With Tornado down 95% from its all-time high and its source code removed from Microsoft Corp’s GitHub, it’s the latest blow to the “no sanctions yay” theory of crypto — the three words used by former Ethereum Foundation scientist Virgil Griffith in 2019 when he told a blockchain conference in North Korea how to dodge sanctions by converting cash into crypto, costly advice that resulted in a guilty plea and a 63-month federal prison sentence.
In terms of technology, it shows that even the most decentralised service can’t avoid law enforcement. Exchanges are under pressure to monitor links to regular currencies, as are other service providers, and pseudonymous blockchains can be pored over for suspicious transactions — such as the gains of
North Korean cybercriminals that transited through Tornado. As Bloomberg’s Emily Nicolle notes, the crypto industry hasn’t been able to build all its infrastructure yet.
Geopolitically, crypto is also suffering — not surging — amid an economic Cold War. After the Covid-19 pandemic and Russia’s invasion of Ukraine, Washington has been flexing its financial muscles, even amid angst about the kind of blowback that overreach or alternative currencies might bring. Keeping crypto in check fits with the history of US regulation of encrypted tech, like the e-mail mixers of the 1990s, but is also key for US soft power in wartime.

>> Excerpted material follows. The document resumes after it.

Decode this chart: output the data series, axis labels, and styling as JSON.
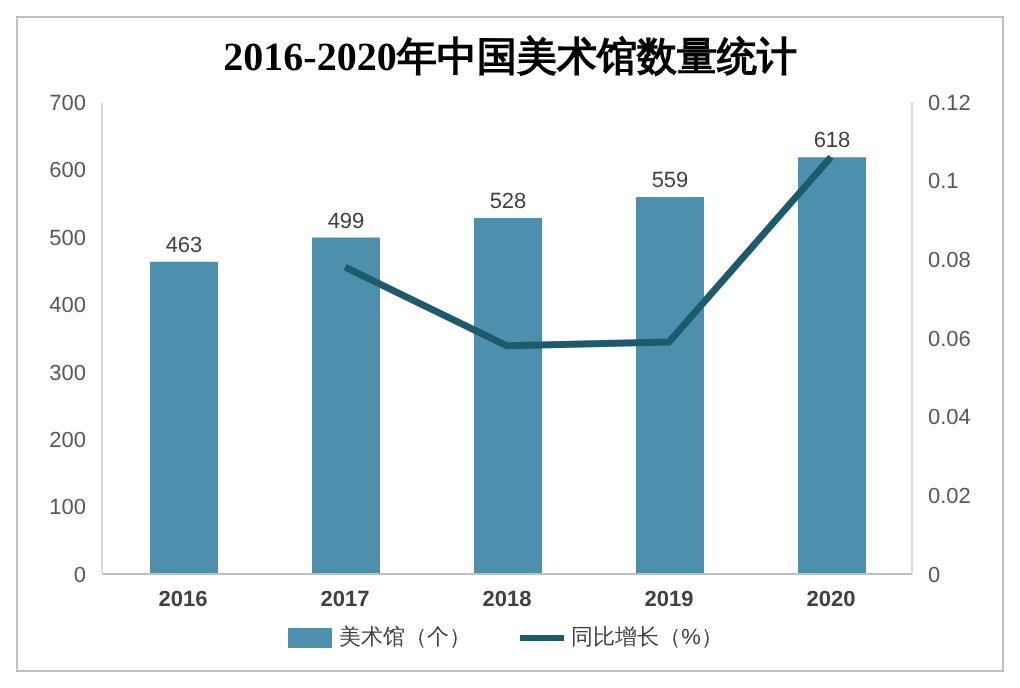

Ironically, even opponents of a dollar-based global economy have been ambivalent about crypto. For the likes of Russia, global pariahs that are also big energy exporters, crypto’s threats undermine its potential. While in theory they might be able to use crypto to facilitate trade and bypass US monitoring, that’s outweighed by the prospect of capital flight, instability and price volatility. Moscow has veered between banning and encouraging digital assets, doubtless recognising that they can help sanctioned elites on some level. But the ruble still carries muscle — as recent arm-wrestling with the European Union over gas payments demonstrated.
Right now, it looks like even a world permeated by unprecedented sanctions, conflict and inflation will fail to give crypto a big boost. And as economist Eswar Prasad recently wrote, US dollar hegemony could last a lot longer than expected. But there’s one potential twist in the tale: central bank digital currencies, notably China’s e-yuan. These forms of digital money might play a big geopolitical role depending on how they’re implemented and who gets there first.